Elena mantuvo la barbilla en alto, su rostro una máscara de porcelana impasible. Sus dedos, ocultos tras el abanico, temblaban. No podía huir. Las salidas estaban bloqueadas por fotógrafos hambrientos y acreedores que esperaban verla tropezar. Su dignidad era el único activo que le quedaba, uno que se devaluaba con cada segundo que permanecía bajo el escrutinio de la sala. Entonces, el aire cambió. La multitud se abrió con una reverencia mecánica, casi instintiva. Julián Varela avanzó hacia ella. Su sola presencia parecía absorber el oxígeno de la estancia. Julián, el hombre cuyo apellido era ahora sinónimo de la firma que controlaba los restos de su legado familiar. No había calidez en su mirada, solo una precisión gélida que la inmovilizó.

—El espectáculo se está volviendo aburrido, Elena —dijo él, sin molestarse en saludar—. Ven conmigo.

Sin esperar respuesta, tomó su brazo con una firmeza que no admitía réplica y la guio hacia el balcón privado. El aire exterior era gélido, un contraste brutal con el calor sofocante del salón. Elena se abrazó a sí misma, sintiendo cómo la seda de su vestido se adhería a su piel como una armadura de papel. Julián permanecía apoyado contra la balaustrada, su silueta recortada contra las luces de la ciudad como una sentencia. No había cortesía en su postura, solo una eficiencia depredadora.

—Tienes exactamente tres minutos antes de que el director del fondo de inversión confirme ante la prensa que las deudas de tu padre son impagables —dijo Julián, su voz cortando el aire como un bisturí—. La ruina total no es solo una posibilidad, Elena. Es el titular de mañana.

Elena apretó los dientes. La humillación era un veneno que conocía bien desde que, esa misma tarde, los embargos habían comenzado a desmantelar su vida. —¿Por qué yo? —preguntó ella, con la voz firme a pesar de la tormenta interna—. Hay otras herederas con menos equipaje, menos escándalos y, sin duda, menos enemigos.

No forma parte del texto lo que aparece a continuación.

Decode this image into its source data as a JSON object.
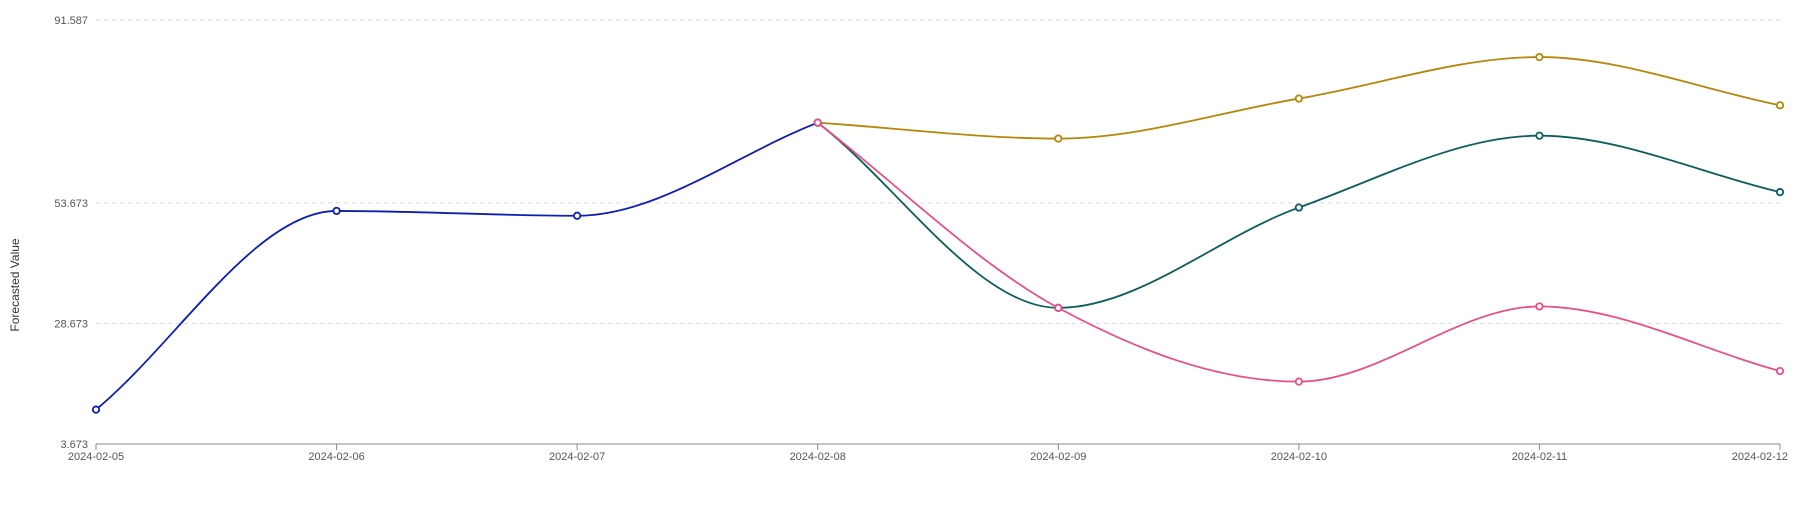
{
  "chart_data": {
    "type": "line",
    "xlabel": "",
    "ylabel": "Forecasted Value",
    "x": [
      "2024-02-05",
      "2024-02-06",
      "2024-02-07",
      "2024-02-08",
      "2024-02-09",
      "2024-02-10",
      "2024-02-11",
      "2024-02-12"
    ],
    "ylim": [
      3.673,
      91.587
    ],
    "yticks": [
      "3.673",
      "28.673",
      "53.673",
      "91.587"
    ],
    "grid": true,
    "series": [
      {
        "color": "#0d1fb3",
        "points": [
          {
            "x": "2024-02-05",
            "y": 10.8
          },
          {
            "x": "2024-02-06",
            "y": 52.0
          },
          {
            "x": "2024-02-07",
            "y": 51.0
          },
          {
            "x": "2024-02-08",
            "y": 70.3
          }
        ]
      },
      {
        "color": "#b8860b",
        "points": [
          {
            "x": "2024-02-08",
            "y": 70.3
          },
          {
            "x": "2024-02-09",
            "y": 67.0
          },
          {
            "x": "2024-02-10",
            "y": 75.3
          },
          {
            "x": "2024-02-11",
            "y": 83.9
          },
          {
            "x": "2024-02-12",
            "y": 73.9
          }
        ]
      },
      {
        "color": "#0b5e5e",
        "points": [
          {
            "x": "2024-02-08",
            "y": 70.3
          },
          {
            "x": "2024-02-09",
            "y": 31.9
          },
          {
            "x": "2024-02-10",
            "y": 52.7
          },
          {
            "x": "2024-02-11",
            "y": 67.6
          },
          {
            "x": "2024-02-12",
            "y": 55.9
          }
        ]
      },
      {
        "color": "#e8508a",
        "points": [
          {
            "x": "2024-02-08",
            "y": 70.3
          },
          {
            "x": "2024-02-09",
            "y": 31.9
          },
          {
            "x": "2024-02-10",
            "y": 16.6
          },
          {
            "x": "2024-02-11",
            "y": 32.2
          },
          {
            "x": "2024-02-12",
            "y": 18.8
          }
        ]
      }
    ]
  }
}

Julián se giró, sus ojos oscuros recorriendo su rostro con una intensidad que la hizo sentirse, por primera vez, expuesta. —Porque tu madre aún conserva los derechos de propiedad sobre los terrenos del norte, y mi firma necesita esa validación para asegurar la fusión. Tu padre fue un necio, pero tú eres la única que puede salvar la cara de la familia. Un matrimonio de conveniencia. Dos años, una aparición pública al mes, y el silencio absoluto sobre la quiebra.

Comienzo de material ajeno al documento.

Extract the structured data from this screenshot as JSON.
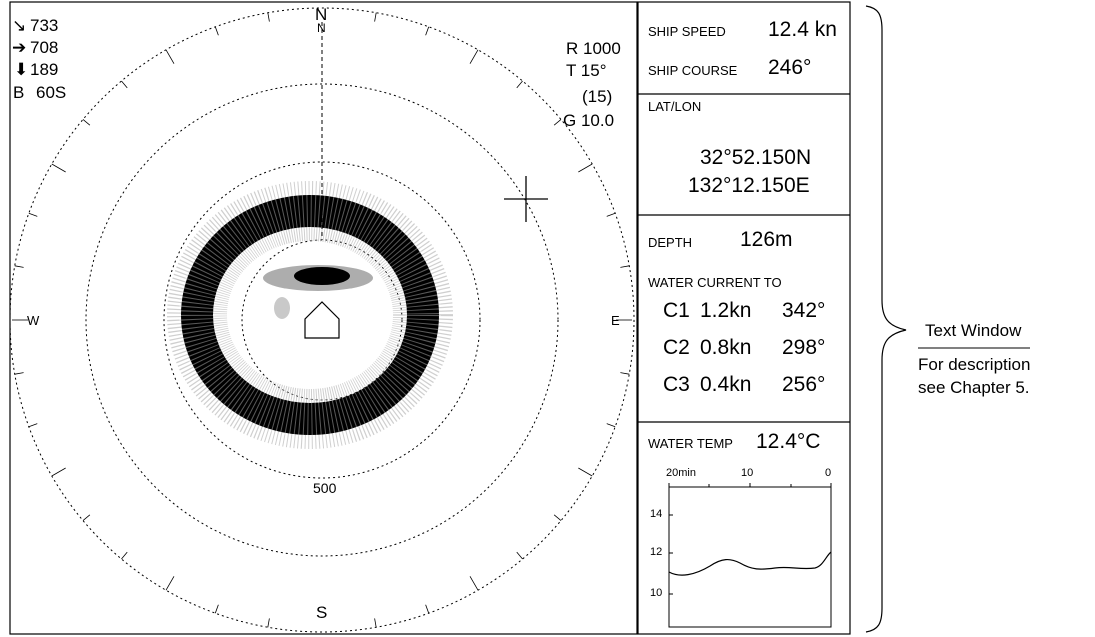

—¿Un contrato? —Elena sintió un vacío en el estómago—. ¿Me estás pidiendo que venda mi libertad para cubrir un error que no cometí?

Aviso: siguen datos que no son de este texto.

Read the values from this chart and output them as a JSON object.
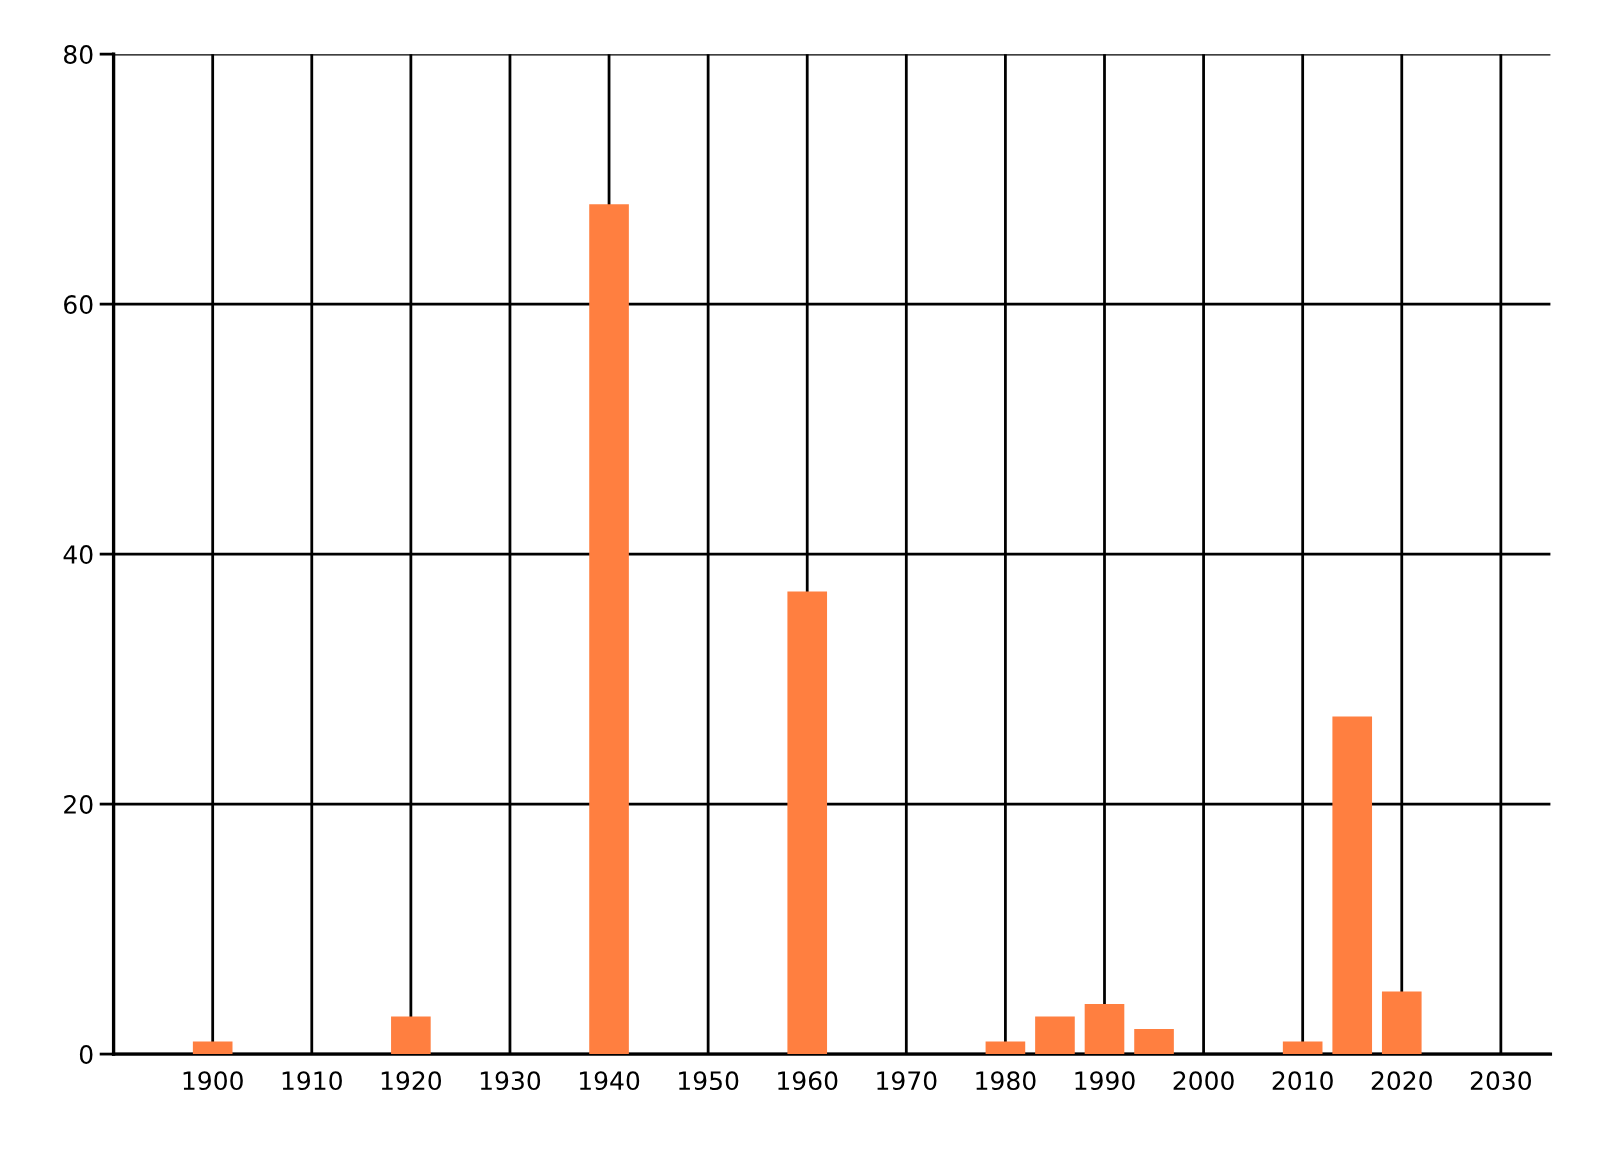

—Te estoy ofreciendo una salida que no mereces —corrigió él, acercándose tanto que Elena pudo sentir el aroma a sándalo y el frío absoluto de su indiferencia—. Firma, o mañana a primera hora, el nombre de tu madre será el centro de una investigación por fraude.

La amenaza aterrizó con la precisión de un golpe. La reputación de su madre era lo único que Elena no estaba dispuesta a perder. Regresaron a la zona VIP, donde los flashes de las cámaras, al otro lado del cordón de terciopelo, funcionaban como un interrogatorio implacable. Cada destello era un recordatorio de que su apellido ahora encabezaba las listas de morosos.

Julián deslizó el contrato sobre la mesa de cristal. La carpeta de cuero negro parecía pesar toneladas; cada página era una cadena. Elena tomó la pluma, sus manos apenas un poco más estables que su pulso. Firmó con una caligrafía impecable, sellando su destino mientras el ruido de la sala parecía desvanecerse en un pitido ensordecedor.

—Ahora —dijo Julián, su voz apenas un roce contra el ruido ambiente—, dales lo que vinieron a buscar.

Él la atrajo hacia sí, su mano rodeando su cintura con una posesión estratégica. Elena sintió el impacto de su pecho contra el suyo, un contacto que no buscaba pero que el contrato ahora exigía. Julián inclinó la cabeza, rozando sus labios en un beso performativo, gélido y calculador, diseñado para las cámaras. Elena cerró los ojos, sintiéndose como un producto, una propiedad estratégica exhibida ante los lobos. Cuando se separaron, Julián no la miró, simplemente se ajustó los gemelos, dejando que la prensa capturara la imagen de la pareja del año. Elena sabía que al firmar había vendido su libertad, pero el sonido de los flashes de la prensa, ahora unánimes en su aprobación, la sentenciaba a una vida que apenas comenzaba a comprender.